Counsel for the plaintiffs assign only two specifications of error, which are predicated upon the court's instructions to the jury numbered 21 and 22. Such instructions are as follows:

"Instruction No. 21. You are instructed that the railroad crossing was of itself a warning of danger, and that the failure of defendants to give signals of the approach of its train to the crossing, if any such failure is proved, did not relieve the plaintiff from the necessity of making a vigilant use of his senses to determine whether it was safe for him to proceed over the crossing. In such a situation it is not always sufficient if the traveler simply looks and listens for approaching trains. It is his duty to make his looking and listening effective; and *Page 185 if the circumstances require it, it is his duty to stop in order to do so. Therefore, if you find that by proceeding in this manner the plaintiff could have discovered the approaching train in time to avoid the collision, he was guilty of contributory negligence and cannot recover in this action."

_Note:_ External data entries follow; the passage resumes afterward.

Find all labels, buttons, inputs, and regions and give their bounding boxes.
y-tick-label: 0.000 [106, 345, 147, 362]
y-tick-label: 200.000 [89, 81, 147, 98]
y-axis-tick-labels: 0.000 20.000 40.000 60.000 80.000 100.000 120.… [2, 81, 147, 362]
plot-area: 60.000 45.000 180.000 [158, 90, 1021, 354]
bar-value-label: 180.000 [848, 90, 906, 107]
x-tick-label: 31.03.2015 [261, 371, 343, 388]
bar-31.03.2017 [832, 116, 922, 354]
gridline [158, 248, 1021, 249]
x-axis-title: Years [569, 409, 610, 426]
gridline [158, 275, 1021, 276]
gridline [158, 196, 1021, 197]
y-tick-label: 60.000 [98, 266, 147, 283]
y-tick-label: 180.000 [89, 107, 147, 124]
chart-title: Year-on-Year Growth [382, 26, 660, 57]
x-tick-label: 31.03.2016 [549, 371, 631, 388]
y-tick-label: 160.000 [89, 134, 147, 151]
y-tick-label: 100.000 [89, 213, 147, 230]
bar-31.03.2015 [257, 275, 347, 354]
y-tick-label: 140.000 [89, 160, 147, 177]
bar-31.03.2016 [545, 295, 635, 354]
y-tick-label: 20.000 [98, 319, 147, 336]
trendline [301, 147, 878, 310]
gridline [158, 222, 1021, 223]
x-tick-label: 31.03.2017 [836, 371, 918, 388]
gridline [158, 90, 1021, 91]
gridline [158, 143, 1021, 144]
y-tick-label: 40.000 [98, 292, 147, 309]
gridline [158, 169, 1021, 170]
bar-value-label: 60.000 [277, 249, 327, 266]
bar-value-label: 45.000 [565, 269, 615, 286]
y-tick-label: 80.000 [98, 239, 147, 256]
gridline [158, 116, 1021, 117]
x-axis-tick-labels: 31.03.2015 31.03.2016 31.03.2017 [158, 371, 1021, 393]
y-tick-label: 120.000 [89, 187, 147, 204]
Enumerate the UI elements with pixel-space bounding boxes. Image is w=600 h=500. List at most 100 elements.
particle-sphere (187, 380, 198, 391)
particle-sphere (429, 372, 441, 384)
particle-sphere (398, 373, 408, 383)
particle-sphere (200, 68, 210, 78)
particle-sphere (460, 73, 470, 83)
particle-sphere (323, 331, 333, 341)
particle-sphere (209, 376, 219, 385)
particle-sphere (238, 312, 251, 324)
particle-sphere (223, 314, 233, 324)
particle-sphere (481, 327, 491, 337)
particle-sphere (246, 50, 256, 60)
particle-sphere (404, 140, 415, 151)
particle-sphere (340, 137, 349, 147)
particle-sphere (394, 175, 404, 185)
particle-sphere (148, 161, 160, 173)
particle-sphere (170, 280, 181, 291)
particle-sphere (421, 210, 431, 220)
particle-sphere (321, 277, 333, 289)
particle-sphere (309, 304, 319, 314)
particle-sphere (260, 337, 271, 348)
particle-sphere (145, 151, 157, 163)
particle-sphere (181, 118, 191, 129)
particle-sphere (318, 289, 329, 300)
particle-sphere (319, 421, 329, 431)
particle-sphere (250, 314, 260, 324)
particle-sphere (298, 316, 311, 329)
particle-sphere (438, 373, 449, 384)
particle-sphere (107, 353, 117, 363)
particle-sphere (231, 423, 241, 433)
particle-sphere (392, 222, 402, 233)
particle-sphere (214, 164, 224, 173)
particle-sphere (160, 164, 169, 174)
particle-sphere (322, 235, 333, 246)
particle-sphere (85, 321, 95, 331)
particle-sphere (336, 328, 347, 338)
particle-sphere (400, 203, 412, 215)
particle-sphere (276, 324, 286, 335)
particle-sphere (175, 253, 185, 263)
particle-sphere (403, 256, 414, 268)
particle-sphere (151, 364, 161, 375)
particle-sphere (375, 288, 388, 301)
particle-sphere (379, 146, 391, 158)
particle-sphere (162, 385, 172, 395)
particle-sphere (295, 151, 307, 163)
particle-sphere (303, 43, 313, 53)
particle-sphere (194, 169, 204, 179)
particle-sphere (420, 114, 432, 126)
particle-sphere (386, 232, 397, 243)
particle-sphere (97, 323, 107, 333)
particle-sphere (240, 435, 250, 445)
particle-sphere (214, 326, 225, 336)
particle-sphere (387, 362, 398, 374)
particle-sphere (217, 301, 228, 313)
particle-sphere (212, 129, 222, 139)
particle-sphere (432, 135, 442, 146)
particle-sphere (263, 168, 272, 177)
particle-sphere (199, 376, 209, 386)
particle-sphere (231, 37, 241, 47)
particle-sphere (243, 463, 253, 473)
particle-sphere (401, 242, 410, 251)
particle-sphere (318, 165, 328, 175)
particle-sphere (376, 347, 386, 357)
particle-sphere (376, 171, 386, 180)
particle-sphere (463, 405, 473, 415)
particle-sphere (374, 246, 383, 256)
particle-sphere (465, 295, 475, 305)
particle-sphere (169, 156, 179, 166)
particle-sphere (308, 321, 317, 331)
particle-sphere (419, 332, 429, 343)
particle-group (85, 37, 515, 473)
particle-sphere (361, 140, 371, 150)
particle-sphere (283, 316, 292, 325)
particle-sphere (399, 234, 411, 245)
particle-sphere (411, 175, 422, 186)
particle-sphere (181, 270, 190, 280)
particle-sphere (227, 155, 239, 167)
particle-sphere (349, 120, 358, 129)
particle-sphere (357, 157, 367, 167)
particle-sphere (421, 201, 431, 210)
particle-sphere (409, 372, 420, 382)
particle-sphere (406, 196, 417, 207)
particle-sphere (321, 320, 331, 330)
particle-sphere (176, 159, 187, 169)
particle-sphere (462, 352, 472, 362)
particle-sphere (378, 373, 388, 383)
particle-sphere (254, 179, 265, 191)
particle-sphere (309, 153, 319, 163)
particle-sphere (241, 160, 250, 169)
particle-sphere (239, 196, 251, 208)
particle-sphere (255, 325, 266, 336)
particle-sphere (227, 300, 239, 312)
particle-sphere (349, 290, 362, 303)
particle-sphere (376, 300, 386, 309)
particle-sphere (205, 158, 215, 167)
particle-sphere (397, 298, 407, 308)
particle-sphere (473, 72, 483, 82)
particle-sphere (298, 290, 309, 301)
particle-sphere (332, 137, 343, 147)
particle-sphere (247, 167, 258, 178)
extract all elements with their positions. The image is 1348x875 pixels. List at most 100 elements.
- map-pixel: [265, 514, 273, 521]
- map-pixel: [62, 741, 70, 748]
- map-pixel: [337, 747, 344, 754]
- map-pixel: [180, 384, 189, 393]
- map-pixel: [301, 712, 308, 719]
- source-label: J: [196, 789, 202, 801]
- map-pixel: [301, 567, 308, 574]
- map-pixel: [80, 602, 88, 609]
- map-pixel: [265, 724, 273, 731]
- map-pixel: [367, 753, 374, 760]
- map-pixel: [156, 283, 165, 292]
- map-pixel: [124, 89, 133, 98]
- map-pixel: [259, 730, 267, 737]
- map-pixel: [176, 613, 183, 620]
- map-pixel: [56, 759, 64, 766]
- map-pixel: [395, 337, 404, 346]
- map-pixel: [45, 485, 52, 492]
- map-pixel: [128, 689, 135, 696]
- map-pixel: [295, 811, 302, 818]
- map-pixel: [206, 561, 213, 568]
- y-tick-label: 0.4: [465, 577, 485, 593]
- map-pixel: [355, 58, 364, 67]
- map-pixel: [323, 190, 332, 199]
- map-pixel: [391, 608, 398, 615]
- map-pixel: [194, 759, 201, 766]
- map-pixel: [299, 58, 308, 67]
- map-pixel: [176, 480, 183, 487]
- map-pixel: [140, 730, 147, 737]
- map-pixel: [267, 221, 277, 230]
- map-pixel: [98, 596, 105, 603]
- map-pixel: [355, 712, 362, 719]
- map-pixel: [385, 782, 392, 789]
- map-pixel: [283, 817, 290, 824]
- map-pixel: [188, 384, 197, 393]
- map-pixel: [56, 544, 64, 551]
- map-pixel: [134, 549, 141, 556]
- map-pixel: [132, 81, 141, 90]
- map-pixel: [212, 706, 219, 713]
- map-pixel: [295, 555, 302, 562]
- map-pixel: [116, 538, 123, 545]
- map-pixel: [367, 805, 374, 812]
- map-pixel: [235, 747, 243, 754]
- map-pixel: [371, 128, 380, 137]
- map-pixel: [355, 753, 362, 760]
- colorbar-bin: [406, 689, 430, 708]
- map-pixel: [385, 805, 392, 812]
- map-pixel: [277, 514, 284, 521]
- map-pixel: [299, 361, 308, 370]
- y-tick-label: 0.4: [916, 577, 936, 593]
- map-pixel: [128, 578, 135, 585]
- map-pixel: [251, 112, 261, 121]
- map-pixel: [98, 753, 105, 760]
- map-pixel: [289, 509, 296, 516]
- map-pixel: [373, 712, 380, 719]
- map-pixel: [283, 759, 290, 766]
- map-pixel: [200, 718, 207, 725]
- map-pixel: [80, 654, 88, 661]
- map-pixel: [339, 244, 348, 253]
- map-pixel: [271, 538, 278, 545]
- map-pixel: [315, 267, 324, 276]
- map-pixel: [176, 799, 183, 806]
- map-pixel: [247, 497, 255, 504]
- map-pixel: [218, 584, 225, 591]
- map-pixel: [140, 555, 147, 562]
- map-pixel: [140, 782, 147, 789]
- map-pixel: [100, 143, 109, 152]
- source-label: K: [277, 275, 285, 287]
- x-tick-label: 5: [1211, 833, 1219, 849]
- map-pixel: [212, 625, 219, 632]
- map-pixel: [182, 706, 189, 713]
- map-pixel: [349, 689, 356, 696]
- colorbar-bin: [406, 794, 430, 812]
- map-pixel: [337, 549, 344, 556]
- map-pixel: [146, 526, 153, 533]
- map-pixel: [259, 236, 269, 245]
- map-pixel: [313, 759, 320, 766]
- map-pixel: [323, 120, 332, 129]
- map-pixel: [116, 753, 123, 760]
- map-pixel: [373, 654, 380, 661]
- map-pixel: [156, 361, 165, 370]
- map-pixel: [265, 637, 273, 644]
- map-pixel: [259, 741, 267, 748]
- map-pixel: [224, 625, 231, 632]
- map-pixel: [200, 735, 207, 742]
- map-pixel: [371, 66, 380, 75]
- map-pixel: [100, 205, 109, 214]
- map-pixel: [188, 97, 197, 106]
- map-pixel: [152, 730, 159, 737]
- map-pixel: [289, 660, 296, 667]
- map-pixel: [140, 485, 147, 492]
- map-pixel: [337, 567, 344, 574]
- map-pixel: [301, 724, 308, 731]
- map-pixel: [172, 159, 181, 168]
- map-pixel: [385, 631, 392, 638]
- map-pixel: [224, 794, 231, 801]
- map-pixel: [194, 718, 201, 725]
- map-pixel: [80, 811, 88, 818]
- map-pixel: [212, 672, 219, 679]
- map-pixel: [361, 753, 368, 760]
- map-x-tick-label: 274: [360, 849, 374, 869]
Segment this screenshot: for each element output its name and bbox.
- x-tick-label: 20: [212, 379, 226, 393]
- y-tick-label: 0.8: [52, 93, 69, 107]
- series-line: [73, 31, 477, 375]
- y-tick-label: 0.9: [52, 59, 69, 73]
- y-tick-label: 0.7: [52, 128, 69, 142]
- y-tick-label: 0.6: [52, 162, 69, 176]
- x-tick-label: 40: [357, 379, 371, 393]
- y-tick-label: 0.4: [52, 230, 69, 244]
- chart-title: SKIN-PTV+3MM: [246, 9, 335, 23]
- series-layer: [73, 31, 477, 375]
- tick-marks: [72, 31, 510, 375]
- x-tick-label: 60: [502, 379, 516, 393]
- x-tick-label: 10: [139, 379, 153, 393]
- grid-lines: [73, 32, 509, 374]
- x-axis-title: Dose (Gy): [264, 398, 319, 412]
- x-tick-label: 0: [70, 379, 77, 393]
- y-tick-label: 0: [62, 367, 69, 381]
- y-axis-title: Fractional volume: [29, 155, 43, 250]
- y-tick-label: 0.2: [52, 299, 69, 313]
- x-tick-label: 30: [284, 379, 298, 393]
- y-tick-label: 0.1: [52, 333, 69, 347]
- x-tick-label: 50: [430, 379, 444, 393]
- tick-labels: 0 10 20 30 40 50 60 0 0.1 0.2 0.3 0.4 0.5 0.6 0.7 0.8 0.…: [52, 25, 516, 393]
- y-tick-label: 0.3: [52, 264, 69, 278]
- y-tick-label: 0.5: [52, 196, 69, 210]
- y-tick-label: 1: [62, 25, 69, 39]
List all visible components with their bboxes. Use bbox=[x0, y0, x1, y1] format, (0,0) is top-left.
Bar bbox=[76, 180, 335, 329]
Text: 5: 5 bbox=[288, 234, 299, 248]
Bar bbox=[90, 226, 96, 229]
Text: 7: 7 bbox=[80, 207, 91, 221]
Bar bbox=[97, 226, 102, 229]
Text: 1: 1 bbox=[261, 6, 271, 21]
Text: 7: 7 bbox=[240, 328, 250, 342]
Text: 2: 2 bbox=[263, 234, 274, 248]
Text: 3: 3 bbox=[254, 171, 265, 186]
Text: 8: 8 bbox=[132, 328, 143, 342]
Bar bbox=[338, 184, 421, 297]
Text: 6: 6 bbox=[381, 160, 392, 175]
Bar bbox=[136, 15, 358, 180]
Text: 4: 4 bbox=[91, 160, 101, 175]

"Instruction No. 22. You are instructed that it was not alone sufficient care upon the part of the plaintiff to have stopped his automobile before going upon the crossing, if you believe he did so stop. It was his duty to continue to use reasonable care to look and use his senses vigilantly as he proceeded toward and over the crossing and until the danger was past, and therefore if you find that the plaintiff failed to do this and such failure contributed in any way, as a proximate cause, to the damage complained of, your verdict must be for the defendants."

It is the established rule of this court that a judgment[1] founded on a record barren of evidence will not be reviewed when the only errors assigned are directed to the instructions given by the trial court to the jury. (Osmundson v. Moore Mercantile Co., 70 Mont. 458, 226 P. 215; State v.Gill, 21 Mont. 151, 53 P. 184; State v. Phillips,36 Mont. 112, 92 P. 299.) The rule is of general recognition and there are no exceptions unless the instructions assigned as erroneous appear from their face to be inherently so. We think the language in the recent case of Darst v. Swazee,135 Kan. 458, 11 P.2d 977, 978, is particularly applicable, where it was said: "Since the pertinent evidence is not before us, we cannot determine whether an instruction, although abstractly correct, was applicable to the facts or whether the giving of an incorrect one was prejudicial error, as only that which is prejudicial is ground for reversal."

We find nothing inherently erroneous in the two instructions[2] of the court upon which this appeal is predicated. They impose nothing more on one approaching a railroad crossing with intention to cross than a person of ordinary prudence would voluntarily do under such circumstances. *Page 186

Plaintiff, however, contends that by the omission of the word[3] "reasonably" before the word "effective" in that phrase in instruction 21, "it is his duty to make his looking and listening effective," the instruction was made absolute. "Instructions must be considered in their entirety" (McGonigle v. Prudential Ins.Co., 100 Mont. 203, 46 P.2d 687), and the instructions, taken as a whole, impose upon the plaintiff here only reasonable care, and are in accord with the rules laid down in Rau v.Northern P. Ry. Co., 87 Mont. 521, 289 P. 580. In instruction 22, next succeeding the instruction complained of on account of the omission mentioned, the court instructed the jury that "it was his duty to continue to use reasonable care," etc., and there is no plausible ground for the assumption that the omission of the word "reasonable" in the preceding instruction misled the jury.

We find no material error in the record, and the judgment is therefore affirmed.

MR. CHIEF JUSTICE SANDS and ASSOCIATE JUSTICES STEWART and ANDERSON concur.